Diretora fala sobre a representação feminina em seu novo filme, The Beguiled.

“Eu sempre amei a irmandade entre mulheres”, conta Sofia Coppola para a i-D. Ela está falando de The Beguiled, um thriller histórico com o qual ganhou o prêmio de Melhor Diretora em Cannes — mas poderia estar citando outros de seus seis filmes, como The Virgin Suicides, que capturam as complexidades e encantos do relacionamento entre mulheres.

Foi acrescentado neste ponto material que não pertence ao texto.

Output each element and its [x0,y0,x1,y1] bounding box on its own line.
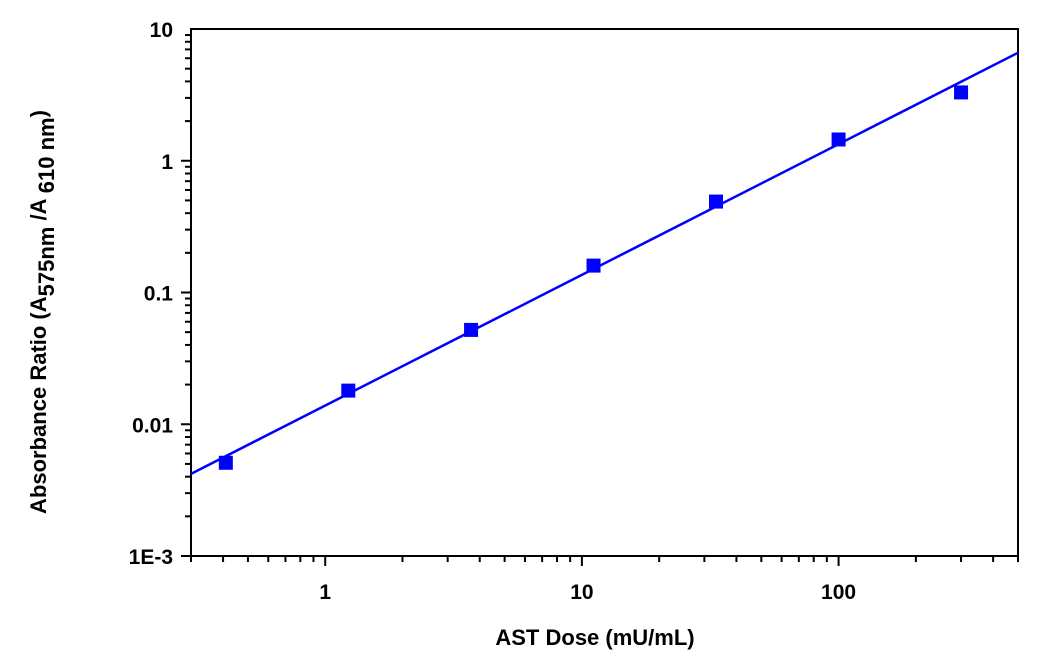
y-tick-label: 10 [150,19,173,42]
y-tick-label: 0.01 [132,414,173,437]
axis-ticks: 1 10 100 1E-3 0.01 0.1 1 10 [129,19,1019,604]
data-point [709,194,724,209]
fit-line [190,51,1019,476]
plot-frame [190,28,1019,557]
x-tick-label: 10 [570,581,593,604]
y-tick-label: 0.1 [144,283,174,306]
y-axis-title: Absorbance Ratio (A575nm /A 610 nm) [26,110,59,514]
data-point [586,258,601,273]
data-marks [190,51,1019,476]
data-point [341,383,356,398]
data-point [218,455,233,470]
x-tick-label: 1 [319,581,331,604]
y-tick-label: 1E-3 [129,546,173,569]
data-point [464,322,479,337]
y-tick-label: 1 [161,151,173,174]
x-axis-title: AST Dose (mU/mL) [495,625,694,650]
x-tick-label: 100 [821,581,856,604]
data-point [831,132,846,147]
data-point [954,85,969,100]
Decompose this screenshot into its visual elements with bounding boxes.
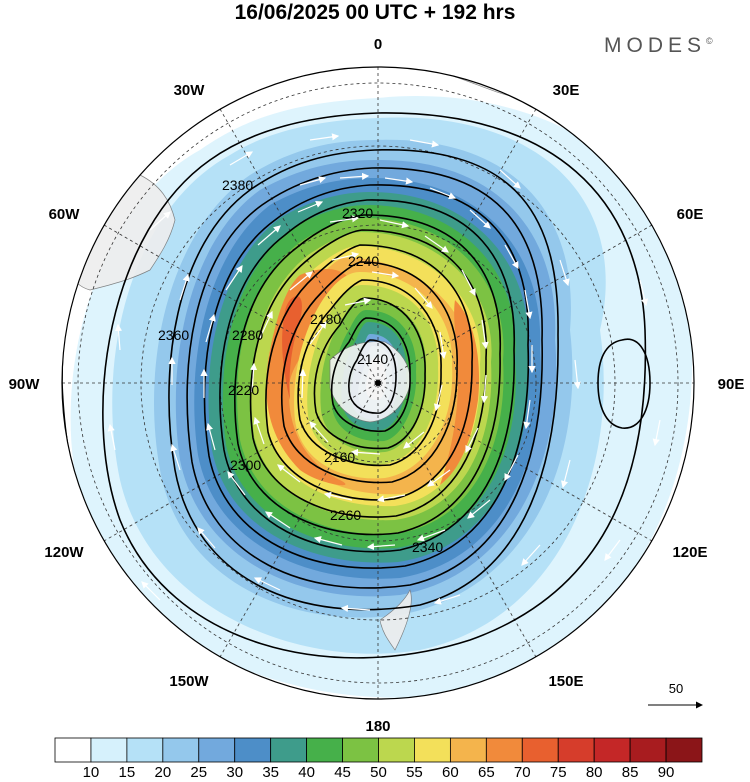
colorbar-tick-label: 35 xyxy=(262,764,279,781)
colorbar-swatch xyxy=(306,737,343,763)
colorbar-swatch xyxy=(270,737,308,763)
colorbar-swatch xyxy=(198,737,236,763)
colorbar-swatch xyxy=(342,737,379,763)
reference-vector: 50 xyxy=(648,681,703,709)
colorbar-tick-label: 25 xyxy=(190,764,208,781)
lon-label-30w: 30W xyxy=(174,82,206,99)
colorbar-swatch xyxy=(521,737,559,763)
colorbar-swatch xyxy=(665,737,703,763)
reference-vector-label: 50 xyxy=(669,681,683,696)
colorbar-swatch xyxy=(90,737,128,763)
colorbar-tick-label: 90 xyxy=(657,764,675,781)
colorbar-swatch xyxy=(485,737,523,763)
colorbar-swatch xyxy=(449,737,487,763)
lon-label-60e: 60E xyxy=(677,206,704,223)
colorbar-swatch xyxy=(162,737,200,763)
colorbar-swatch xyxy=(126,737,164,763)
colorbar-tick-label: 75 xyxy=(549,764,567,781)
colorbar-tick-label: 85 xyxy=(621,764,639,781)
brand-name: MODES xyxy=(604,34,707,57)
contour-label: 2340 xyxy=(412,539,443,555)
longitude-labels: 0 30E 60E 90E 120E 150E 180 150W 120W 90… xyxy=(9,36,745,735)
lon-label-30e: 30E xyxy=(553,82,580,99)
map-title: 16/06/2025 00 UTC + 192 hrs xyxy=(234,1,516,24)
brand-mark: © xyxy=(706,36,713,46)
colorbar-swatch xyxy=(593,737,631,763)
lon-label-0: 0 xyxy=(374,36,382,53)
contour-label: 2180 xyxy=(310,311,341,327)
colorbar-swatch xyxy=(378,737,415,763)
colorbar-tick-label: 80 xyxy=(585,764,603,781)
lon-label-120w: 120W xyxy=(44,544,84,561)
colorbar-tick-label: 70 xyxy=(513,764,531,781)
lon-label-90e: 90E xyxy=(718,376,745,393)
colorbar-tick-label: 15 xyxy=(118,764,136,781)
colorbar xyxy=(54,737,703,763)
colorbar-tick-label: 10 xyxy=(82,764,100,781)
contour-labels: 2140 2160 2180 2220 2240 2260 2280 2300 … xyxy=(158,177,443,555)
lon-label-60w: 60W xyxy=(49,206,81,223)
contour-label: 2380 xyxy=(222,177,253,193)
contour-label: 2220 xyxy=(228,382,259,398)
colorbar-swatch xyxy=(629,737,667,763)
contour-label: 2320 xyxy=(342,205,373,221)
colorbar-tick-label: 30 xyxy=(226,764,244,781)
contour-label: 2260 xyxy=(330,507,361,523)
colorbar-swatch xyxy=(414,737,451,763)
colorbar-tick-label: 20 xyxy=(154,764,172,781)
colorbar-swatch xyxy=(54,737,92,763)
lon-label-90w: 90W xyxy=(9,376,41,393)
colorbar-tick-label: 50 xyxy=(370,764,387,781)
contour-label: 2140 xyxy=(357,351,388,367)
colorbar-swatch xyxy=(234,737,272,763)
contour-label: 2360 xyxy=(158,327,189,343)
contour-label: 2240 xyxy=(348,253,379,269)
modes-logo: MODES© xyxy=(604,34,713,58)
new-zealand-land xyxy=(379,589,412,651)
wind-vectors xyxy=(107,133,661,613)
lon-label-150w: 150W xyxy=(169,673,209,690)
lon-label-180: 180 xyxy=(365,718,390,735)
south-pole-marker xyxy=(375,380,381,386)
contour-label: 2160 xyxy=(324,449,355,465)
colorbar-swatch xyxy=(557,737,595,763)
lon-label-150e: 150E xyxy=(548,673,583,690)
contour-label: 2280 xyxy=(232,327,263,343)
lon-label-120e: 120E xyxy=(672,544,707,561)
colorbar-tick-label: 40 xyxy=(298,764,315,781)
contour-label: 2300 xyxy=(230,457,261,473)
colorbar-tick-label: 45 xyxy=(334,764,351,781)
colorbar-tick-label: 55 xyxy=(406,764,423,781)
colorbar-tick-label: 60 xyxy=(442,764,459,781)
map-boundary xyxy=(61,66,695,700)
colorbar-tick-label: 65 xyxy=(477,764,495,781)
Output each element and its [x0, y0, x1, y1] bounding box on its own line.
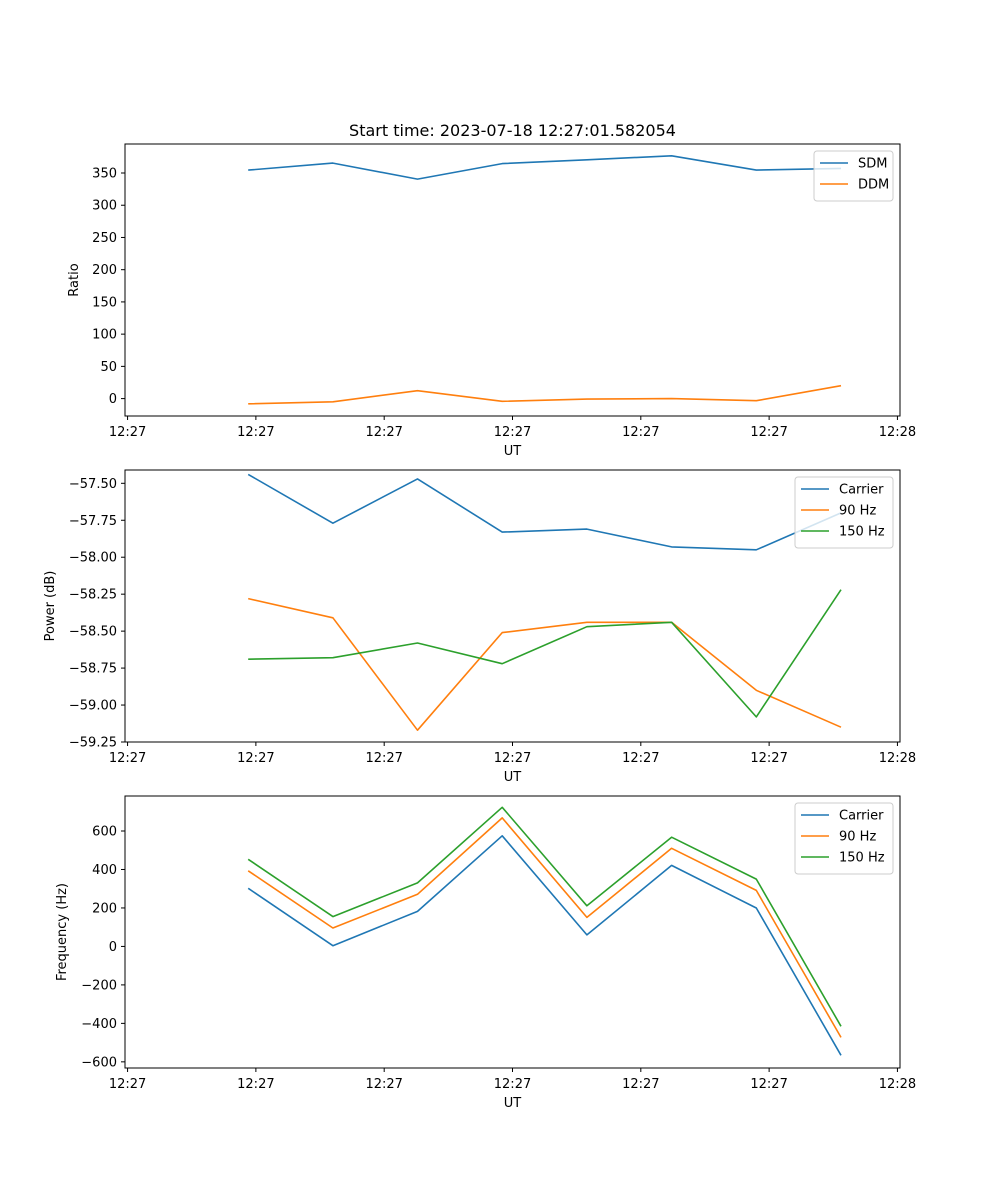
- x-tick-label: 12:27: [750, 751, 787, 766]
- x-tick-label: 12:28: [879, 751, 916, 766]
- x-tick-label: 12:27: [109, 425, 146, 440]
- legend: Carrier 90 Hz 150 Hz: [794, 802, 894, 875]
- y-tick-label: 200: [92, 263, 117, 278]
- y-tick-label: 350: [92, 167, 117, 182]
- series-line-150-hz: [247, 806, 842, 1027]
- x-tick-label: 12:27: [750, 1077, 787, 1092]
- x-tick-label: 12:28: [879, 1077, 916, 1092]
- y-tick-label: 150: [92, 295, 117, 310]
- y-tick-label: −400: [81, 1017, 117, 1032]
- legend-label: 150 Hz: [839, 851, 885, 866]
- y-tick-label: 200: [92, 901, 117, 916]
- y-tick-label: −600: [81, 1055, 117, 1070]
- y-axis-label: Ratio: [67, 263, 82, 296]
- x-tick-label: 12:27: [237, 751, 274, 766]
- y-tick-label: −57.75: [69, 514, 117, 529]
- x-tick-label: 12:27: [494, 425, 531, 440]
- x-tick-label: 12:27: [494, 1077, 531, 1092]
- legend-label: Carrier: [839, 809, 884, 824]
- y-tick-label: −59.00: [69, 699, 117, 714]
- x-tick-label: 12:27: [365, 1077, 402, 1092]
- series-line-carrier: [247, 834, 842, 1056]
- y-tick-label: −58.75: [69, 662, 117, 677]
- y-tick-label: −200: [81, 978, 117, 993]
- x-tick-label: 12:27: [109, 1077, 146, 1092]
- legend: SDM DDM: [813, 150, 894, 202]
- y-tick-label: 300: [92, 199, 117, 214]
- legend-label: 90 Hz: [839, 504, 876, 519]
- y-tick-label: 0: [109, 940, 117, 955]
- x-tick-label: 12:27: [622, 1077, 659, 1092]
- x-axis-label: UT: [504, 770, 522, 785]
- y-axis-label: Power (dB): [43, 571, 58, 642]
- legend-label: 150 Hz: [839, 525, 885, 540]
- legend-label: 90 Hz: [839, 830, 876, 845]
- y-tick-label: 50: [100, 360, 117, 375]
- y-axis-label: Frequency (Hz): [55, 883, 70, 981]
- x-tick-label: 12:27: [622, 751, 659, 766]
- y-tick-label: −58.00: [69, 551, 117, 566]
- y-tick-label: −58.50: [69, 625, 117, 640]
- y-tick-label: −59.25: [69, 736, 117, 751]
- y-tick-label: 100: [92, 328, 117, 343]
- legend-label: DDM: [858, 178, 889, 193]
- x-tick-label: 12:27: [622, 425, 659, 440]
- x-tick-label: 12:27: [109, 751, 146, 766]
- x-axis-label: UT: [504, 1096, 522, 1111]
- x-tick-label: 12:27: [237, 425, 274, 440]
- series-line-carrier: [247, 473, 842, 551]
- panel-3: 12:27 12:27 12:27 12:27 12:27 12:27 12:28 −600 −…: [55, 795, 916, 1111]
- legend-label: SDM: [858, 157, 887, 172]
- series-line-ddm: [248, 384, 842, 405]
- y-tick-label: −57.50: [69, 477, 117, 492]
- y-tick-label: 400: [92, 863, 117, 878]
- x-tick-label: 12:27: [365, 751, 402, 766]
- panel-2: 12:27 12:27 12:27 12:27 12:27 12:27 12:28 −59.2…: [43, 469, 916, 785]
- y-tick-label: 250: [92, 231, 117, 246]
- x-axis-label: UT: [504, 444, 522, 459]
- series-line-150-hz: [248, 589, 842, 718]
- chart-title: Start time: 2023-07-18 12:27:01.582054: [349, 121, 676, 140]
- x-tick-label: 12:28: [879, 425, 916, 440]
- series-line-90-hz: [247, 817, 842, 1038]
- legend-label: Carrier: [839, 483, 884, 498]
- panel-1: 12:27 12:27 12:27 12:27 12:27 12:27 12:28 0 50 10…: [67, 121, 916, 459]
- y-tick-label: 600: [92, 825, 117, 840]
- y-tick-label: −58.25: [69, 588, 117, 603]
- x-tick-label: 12:27: [750, 425, 787, 440]
- y-tick-label: 0: [109, 392, 117, 407]
- x-tick-label: 12:27: [365, 425, 402, 440]
- series-line-90-hz: [248, 597, 842, 732]
- x-tick-label: 12:27: [494, 751, 531, 766]
- legend: Carrier 90 Hz 150 Hz: [794, 476, 894, 549]
- x-tick-label: 12:27: [237, 1077, 274, 1092]
- series-line-sdm: [248, 155, 842, 180]
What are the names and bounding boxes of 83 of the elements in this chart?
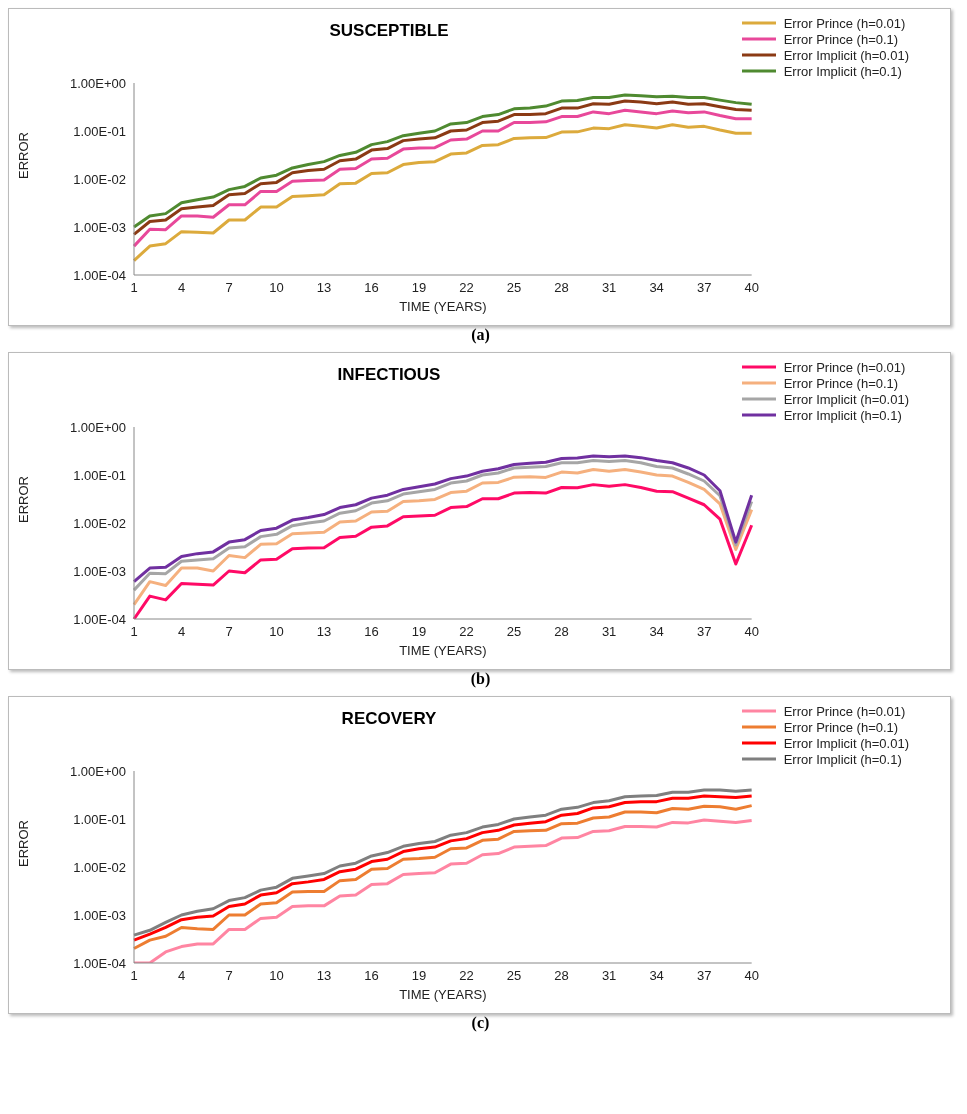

“Eu não tinha irmãs, então algumas amigas são assim para mim, temos essa solidariedade”, descreve a diretora sobre as relações que inspiraram o filme. Originalmente um romance nomeado The Painted Devil, a história foi adaptada para as telas por Don Siegel em 1971, e agora Sofia assina o remake. Primeiramente ela havia recusado a sugestão de uma amiga de refazer o longa, mas “ele ficou na minha mente.” Um dos motivos que inspirou a diretora foi a oportunidade de retratar o clássico a partir do ponto de vista de uma mulher. “Eu gostei de escrever cada uma dessas personagens, porque eu tive a idade de cada uma delas”, conta ela.

Leia mais: Tudo sobre o figurino do novo filme de Sofia Coppola

(Divulgação/Divulgação)

“Durante toda a eleição, existia muita coisa sendo falada sobre o poder entre homens e mulheres. Assim como acontece no filme. O que eu amei tanto sobre a história é a dinâmica entre homem e mulher, e as trocas de poder, que eu acho que estão tanto nas nossas mentes hoje em dia“, descreve ela. Um dia após a vitória de Donald Trump nas urnas, em um set repleto de mulheres, ela fala sobre o clima: “foi uma decepção. Todo mundo estava triste. Nós filmamos, e, você sabe, estávamos apenas tentando seguir em frente.”

Ela é apenas a segunda mulher a ganhar o prêmio em toda a historia do cinema, depois de Yuliya Solntseva em 1961. Sobre a presença das mulheres no cinema e a importância do olhar das mulheres sobre outras mulheres, Sofia finaliza: “eu estou animada por Mulher Maravilha ser um hit. Eu adoraria ver mais e mais disso, assim a outra metade da população pode ser representada. Eu amo ver filmes que têm um ponto de vista diferente.